Asked for an example, Mr. Winkleman, in the spirit of humility, offered up one of his own curatorial efforts, a show called “The Cool Show,” with the subtitle “Refrigerate After Opening.” “It was about a cutting-edge, cold, icy aesthetic,” he said. “The title was witty and clever, but the show was about an inch deep.It wasn’t really fair to the artists because it didn’t say anything about their work other than that, in a very superficial way, they could be grouped like this.”
But the taste for hyper-clever themed shows may be passing, Mr. Winkelman said.Paul Kasmin, for instance, just closed what might be called an anti-theme show. Curated by the artist Jack Pearson, it was titled: “The Name of This Show Is Not: Gay Art Now.” “It’s an example of the backlash,” Mr. Winkleman said. “What this says about the group show is, they were all surface and no depth.”
“Gay art was something that was sort of thought highly of in the early 90s, and this show was a comment on that,” Mr. Dunbar said. “You don’t have to be gay to make great art.”
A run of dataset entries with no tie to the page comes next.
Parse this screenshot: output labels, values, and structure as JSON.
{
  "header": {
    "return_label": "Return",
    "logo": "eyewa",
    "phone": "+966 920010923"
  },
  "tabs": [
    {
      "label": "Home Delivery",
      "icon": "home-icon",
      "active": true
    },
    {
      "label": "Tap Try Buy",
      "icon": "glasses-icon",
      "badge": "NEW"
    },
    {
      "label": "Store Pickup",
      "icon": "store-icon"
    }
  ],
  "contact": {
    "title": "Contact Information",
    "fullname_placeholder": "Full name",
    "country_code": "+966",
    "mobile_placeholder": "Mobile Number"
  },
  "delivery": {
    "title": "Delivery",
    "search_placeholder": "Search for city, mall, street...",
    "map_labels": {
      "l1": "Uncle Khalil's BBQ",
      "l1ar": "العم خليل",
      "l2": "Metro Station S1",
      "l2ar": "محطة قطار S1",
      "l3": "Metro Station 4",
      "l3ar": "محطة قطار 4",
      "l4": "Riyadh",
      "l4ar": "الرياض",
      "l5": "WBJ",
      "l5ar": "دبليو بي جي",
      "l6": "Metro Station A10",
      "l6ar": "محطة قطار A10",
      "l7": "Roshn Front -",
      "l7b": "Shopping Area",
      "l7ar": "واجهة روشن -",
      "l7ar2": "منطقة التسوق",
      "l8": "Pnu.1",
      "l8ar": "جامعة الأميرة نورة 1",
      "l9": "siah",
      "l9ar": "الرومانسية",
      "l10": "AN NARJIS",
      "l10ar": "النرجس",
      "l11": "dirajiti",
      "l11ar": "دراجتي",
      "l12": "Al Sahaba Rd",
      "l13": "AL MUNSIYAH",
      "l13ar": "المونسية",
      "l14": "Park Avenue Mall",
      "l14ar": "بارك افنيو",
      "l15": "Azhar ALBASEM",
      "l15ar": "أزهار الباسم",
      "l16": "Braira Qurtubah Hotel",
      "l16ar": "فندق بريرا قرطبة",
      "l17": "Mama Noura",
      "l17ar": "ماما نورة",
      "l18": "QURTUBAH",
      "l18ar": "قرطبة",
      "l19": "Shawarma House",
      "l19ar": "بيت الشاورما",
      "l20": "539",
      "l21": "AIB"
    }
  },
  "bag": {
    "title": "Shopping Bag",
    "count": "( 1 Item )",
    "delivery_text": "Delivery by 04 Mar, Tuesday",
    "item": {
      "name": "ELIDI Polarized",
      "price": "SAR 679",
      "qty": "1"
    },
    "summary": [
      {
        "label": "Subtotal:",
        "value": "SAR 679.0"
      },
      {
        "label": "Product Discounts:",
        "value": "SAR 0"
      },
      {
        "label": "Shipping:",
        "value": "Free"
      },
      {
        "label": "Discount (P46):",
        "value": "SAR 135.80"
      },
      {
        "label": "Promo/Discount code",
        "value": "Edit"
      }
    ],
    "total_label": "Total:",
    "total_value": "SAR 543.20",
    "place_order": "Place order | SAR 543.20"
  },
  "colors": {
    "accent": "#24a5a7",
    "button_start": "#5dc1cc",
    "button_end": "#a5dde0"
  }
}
But the group show is not only about dealers taking a break and curators pursuing trendiness. It’s also, from the dealers’ side, an opportunity to get to know new artists and, from the artists’ side, a chance to find representation.
“I don’t usually do gallery artists in the group show,” Larissa Goldston, of Larissa Goldston Gallery, said. “They tend to be artists that I’m considering or artists whose work I find interesting, and I want to feel out the dynamic in the space.” She has already decided to represent one new artist from her current show, G.Bradley Rhodes. She described the show, called “Let’s Talk About … ,” as about “things that are really male”: cars, subwoofers, war, sex.
“Most people who are in a group show are really excited to be in a show,” Ms. Goldston said. And the opportunity to have their work seen can make a huge difference, she explained. A curator who came into the gallery this summer liked the work by one of the youngest artists, Audrey Chan, and picked her to be in a major show in France.
As entrenched as the July–August group show is, recently some younger galleries have bucked tradition and put on solo shows in the summer. With everyone else either closed or exhibiting a group show, a solo show in August can attract a lot of attention. Zach Feuer Gallery, on 24th Street, has been closed for renovations and is reopening on August 8, with a big solo show of the photographer Stuart Hawkins.
Asked why he decided to do a solo show in August, Mr. Feuer said,”People are still here in the summer, and there’s no reason that we should ever not do a serious show. In some ways, everyone else taking a break just makes it a little easier for us: It’s easier for a young photographer to go up in August or September and not compete against an Andreas Gursky show that would go up in November.”
Does he think he’ll start a trend, bringing more serious shows to the summer? “I hope not — I like having one of the only solo shows up in the summer,” he said.